Charles Sobhraj est un homme « cultivé » et « courtois », qui s’est révélé être « un meurtrier diabolique », déclarait à l’AFP en 2021, Nadine Gires, une Française qui vivait dans le même immeuble que lui à Bangkok. Il a été surnommé le « tueur au bikini », par la presse, après le meurtre d’une Américaine, dont le corps a été retrouvé en 1975, vêtu d’un seul bikini, sur une plage de Pattaya, en Thaïlande. Il utilisait les passeports de ses victimes pour de mystérieux voyages, apparemment liés à son trafic de pierres précieuses ou de drogue. Cette capacité à prendre d’autres identités pour échapper à la justice lui vaut son autre surnom : « Le Serpent ».
Une évasion rocambolesque en Inde
En mai 1976, Sompol Suthimai, officier thaïlandais d’Interpol, découvre dans le quotidien Bangkok Post les photos de cinq touristes assassinés et des suspects Charles Sobhraj et Marie-Andrée Leclerc. Il parvient à récupérer les éléments de preuve auprès d’un diplomate néerlandais, Herman Knippenberg, lancé à la recherche de deux compatriotes disparus. Trop tard : Charles Sobhraj et Marie-Andrée Leclerc ont déjà fui en France. L’officier thaïlandais lance un mandat d’arrêt international.
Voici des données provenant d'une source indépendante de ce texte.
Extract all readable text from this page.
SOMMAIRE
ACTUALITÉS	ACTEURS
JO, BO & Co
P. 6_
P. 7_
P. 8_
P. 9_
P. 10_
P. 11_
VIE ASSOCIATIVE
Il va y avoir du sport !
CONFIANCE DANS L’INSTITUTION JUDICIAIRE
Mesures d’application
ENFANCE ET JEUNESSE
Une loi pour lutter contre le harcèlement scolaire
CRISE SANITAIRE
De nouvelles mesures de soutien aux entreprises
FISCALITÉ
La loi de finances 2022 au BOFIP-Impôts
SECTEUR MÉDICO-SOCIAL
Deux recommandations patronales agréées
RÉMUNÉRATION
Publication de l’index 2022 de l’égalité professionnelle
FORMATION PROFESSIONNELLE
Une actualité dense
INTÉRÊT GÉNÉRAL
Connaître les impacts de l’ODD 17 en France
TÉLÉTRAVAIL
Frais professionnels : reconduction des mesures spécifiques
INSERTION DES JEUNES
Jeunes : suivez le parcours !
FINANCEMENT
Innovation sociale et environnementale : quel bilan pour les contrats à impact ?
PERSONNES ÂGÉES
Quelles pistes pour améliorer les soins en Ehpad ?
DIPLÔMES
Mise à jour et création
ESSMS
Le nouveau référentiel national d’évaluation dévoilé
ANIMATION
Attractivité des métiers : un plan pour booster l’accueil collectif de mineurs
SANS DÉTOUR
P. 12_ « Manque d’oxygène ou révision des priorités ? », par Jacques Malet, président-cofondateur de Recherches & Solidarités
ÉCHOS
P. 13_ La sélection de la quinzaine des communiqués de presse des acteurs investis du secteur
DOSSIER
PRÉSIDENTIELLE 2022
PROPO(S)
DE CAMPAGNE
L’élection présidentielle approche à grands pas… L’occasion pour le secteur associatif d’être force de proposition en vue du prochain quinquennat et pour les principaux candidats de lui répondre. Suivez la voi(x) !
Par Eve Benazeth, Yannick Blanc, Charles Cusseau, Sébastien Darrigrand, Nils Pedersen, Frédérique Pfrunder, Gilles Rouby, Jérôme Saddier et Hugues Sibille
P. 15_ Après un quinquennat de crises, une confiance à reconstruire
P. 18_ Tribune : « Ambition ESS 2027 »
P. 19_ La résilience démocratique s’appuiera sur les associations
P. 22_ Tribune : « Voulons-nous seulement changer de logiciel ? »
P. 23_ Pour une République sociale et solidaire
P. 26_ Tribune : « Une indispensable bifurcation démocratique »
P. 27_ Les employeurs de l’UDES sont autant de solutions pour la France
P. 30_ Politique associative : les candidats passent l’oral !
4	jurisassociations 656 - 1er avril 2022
Quelques mois plus tard, Charles Sobhraj est arrêté à New Delhi, après avoir essayé de droguer un groupe d’une vingtaine de touristes français dans un hôtel. Depuis sa cellule indienne, il vend son histoire à une maison d’édition. Les journalistes australiens Richard Neville et Julie Clarke en tirent le livre Sur la trace du serpent. « Il méprisait les routards, de pauvres jeunes drogués. Lui se voyait en héros criminel », a raconté en 2021 à l’AFP Julie Clarke, qui garde un « souvenir traumatisant » de son interview du tueur en 1977 et de « son monde psychopathique ».
Fin 1985, l’Inde décide son extradition vers la Thaïlande, où il est accusé des meurtres d’un touriste turc et d’une jeune Américaine. Il risque la peine de mort. Pour échapper à l’extradition, Charles Sobhraj s’évade en mars 1986, après avoir offert à ses gardiens des bonbons et des gâteaux chargés de somnifères. Au terme de 22 jours d’une vaste chasse à l’homme, il est arrêté dans un restaurant de Goa, dans l’ouest de l’Inde. Il retourne dans les geôles indiennes dans lesquelles il passe plus de 20 ans. Il est libéré en 1997.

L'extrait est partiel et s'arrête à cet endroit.